We hope that this approach may be realized by application of the micro-EPAG test. Of course, it would also be very interesting to examine cell clones at different stages of their development by IF analysis.
The other approach is an immunological one. Adult animals are tolerant to AFP because of the high level of the protein during the period of immunological maturation and the presence of its background level in the adult organism. The tolerance to AFP can be readily terminated by immunization of animals (rats, rabbits, horses, but not mice) with cross-reacting AFP belonging to a related animal species, for example, by immunization of rats with human or mouse AFP (Nishi et al. 1972, Goussev & Jazova 1974). When the tolerance is overcome, rats respond by active antibody formation to their own AFP. One can expect that the active immunity against AFP would supress the growth of AFP-producing cells, as it occurs in case of plasmocytomas transplanted to mice immune to the idiotypic determinants of IgG produced by the particular plasmocytoma. If AFP is in some way connected with the stem cells of the hepatoma, suppression of tumor growth can be expected; if it is not connected, one can expect selective inhibition of the differentiation process towards the AFP-producing cells.

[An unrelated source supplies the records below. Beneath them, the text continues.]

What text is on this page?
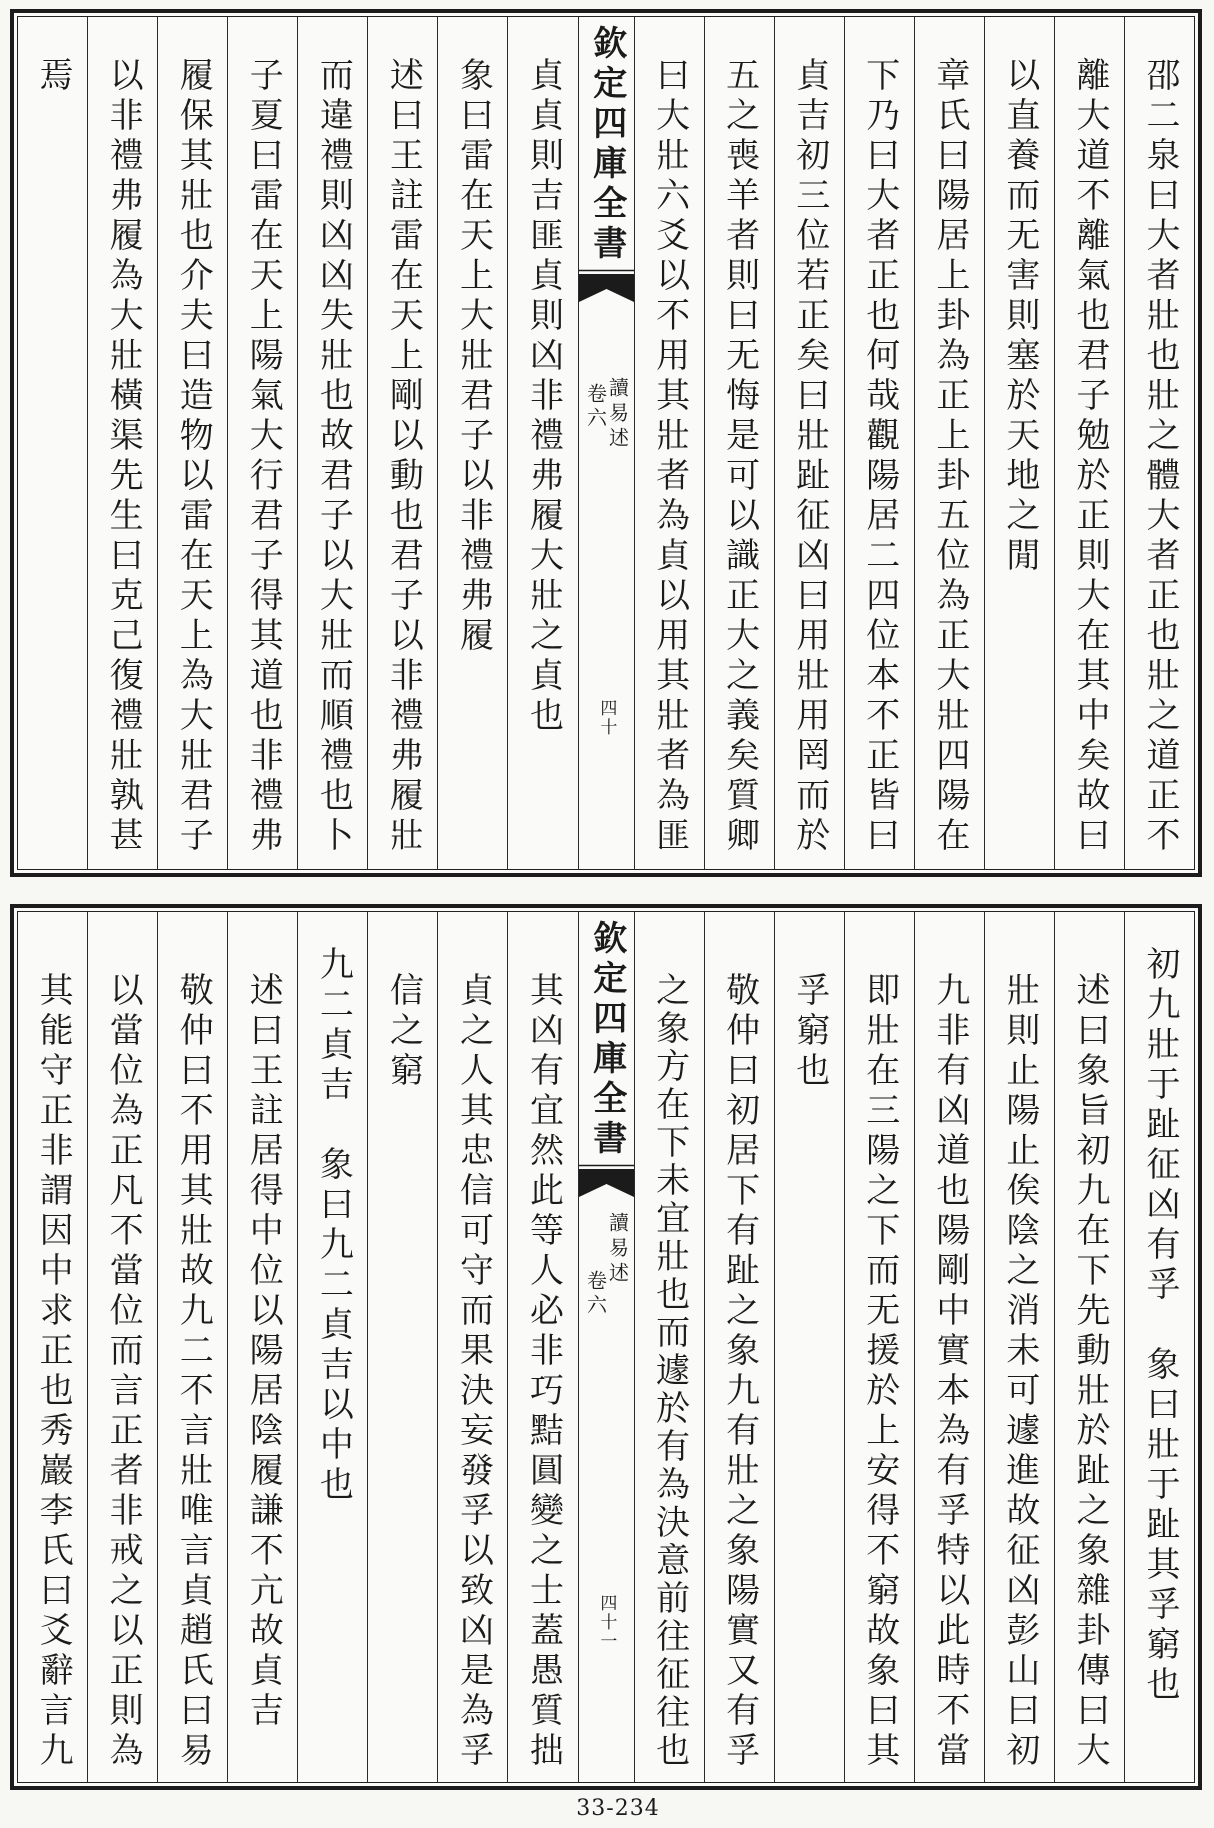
邵二泉曰大者壯也壯之體大者正也壯之道正不
離大道不離氣也君子勉於正則大在其中矣故曰
以直養而无害則塞於天地之閒
章氏曰陽居上卦為正上卦五位為正大壯四陽在
下乃曰大者正也何哉觀陽居二四位本不正皆曰
貞吉初三位若正矣曰壯趾征凶曰用壯用罔而於
五之喪羊者則曰无悔是可以識正大之義矣質卿
曰大壯六爻以不用其壯者為貞以用其壯者為匪
欽定四庫全書
讀易述
卷六
四十
貞貞則吉匪貞則凶非禮弗履大壯之貞也
象曰雷在天上大壯君子以非禮弗履
述曰王註雷在天上剛以動也君子以非禮弗履壯
而違禮則凶凶失壯也故君子以大壯而順禮也卜
子夏曰雷在天上陽氣大行君子得其道也非禮弗
履保其壯也介夫曰造物以雷在天上為大壯君子
以非禮弗履為大壯橫渠先生曰克己復禮壯孰甚
焉
初九壯于趾征凶有孚　象曰壯于趾其孚窮也
述曰象旨初九在下先動壯於趾之象雜卦傳曰大
壯則止陽止俟陰之消未可遽進故征凶彭山曰初
九非有凶道也陽剛中實本為有孚特以此時不當
即壯在三陽之下而无援於上安得不窮故象曰其
孚窮也
敬仲曰初居下有趾之象九有壯之象陽實又有孚
之象方在下未宜壯也而遽於有為決意前往征往也
欽定四庫全書
讀易述
卷六
四十一
其凶有宜然此等人必非巧黠圓變之士蓋愚質拙
貞之人其忠信可守而果決妄發孚以致凶是為孚
信之窮
九二貞吉　象曰九二貞吉以中也
述曰王註居得中位以陽居陰履謙不亢故貞吉
敬仲曰不用其壯故九二不言壯唯言貞趙氏曰易
以當位為正凡不當位而言正者非戒之以正則為
其能守正非謂因中求正也秀巖李氏曰爻辭言九
33-234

Of similar interest is to investigate possible effects of immunity against AFP on chemical carcinogenesis in the liver: will the target-cells be suppressed, or the character of developing tumors be changed? Such experiments are being made at present in various laboratories of the world. It is obvious that the results of these experiments will also determine the prospects of immunotherapy of hepatomas based on termination of tolerance to AFP.
In the present section we do not consider the clinical aspects of liver cancer immunodiagnostics. This issue has been exhaustively discussed in a number of recent reviews and papers (Tatarinov 1970, Abelev 1971, Masseyeff 1972, Hirai & Miyaji 1973, Anderson et al. 1972, McIntire et al. 1972).
Our data are summarized graphically iri Figure 11 and in Table V. They are typical of countries with low frequency for primary liver cancer and provide a fairly complete picture on the diagnostic specificity of AFP test as dependent on its sensitivity.
The clinical application of AFP test to the diagnostics of liver cancer has gone far ahead of the study of its biological aspects. One may hope that basic researches in the field of AFP would stimulate new approaches to the mechanisms of hepatocarcinogenesis and probably to immunotherapy of this type of malignancy.
The valuable help of Drs. D. Elgort, S. Perova and N. Engelhardt in the preparation of this manuscript is greatly acknowledged.
My sincere thanks to Dr. L. Mekhedov for the English translation of the paper and to Miss. M. Berdichevskaya for the technical assistance in its preparation. The experimental studies referred here were partly supported by WHO Immunology Unit.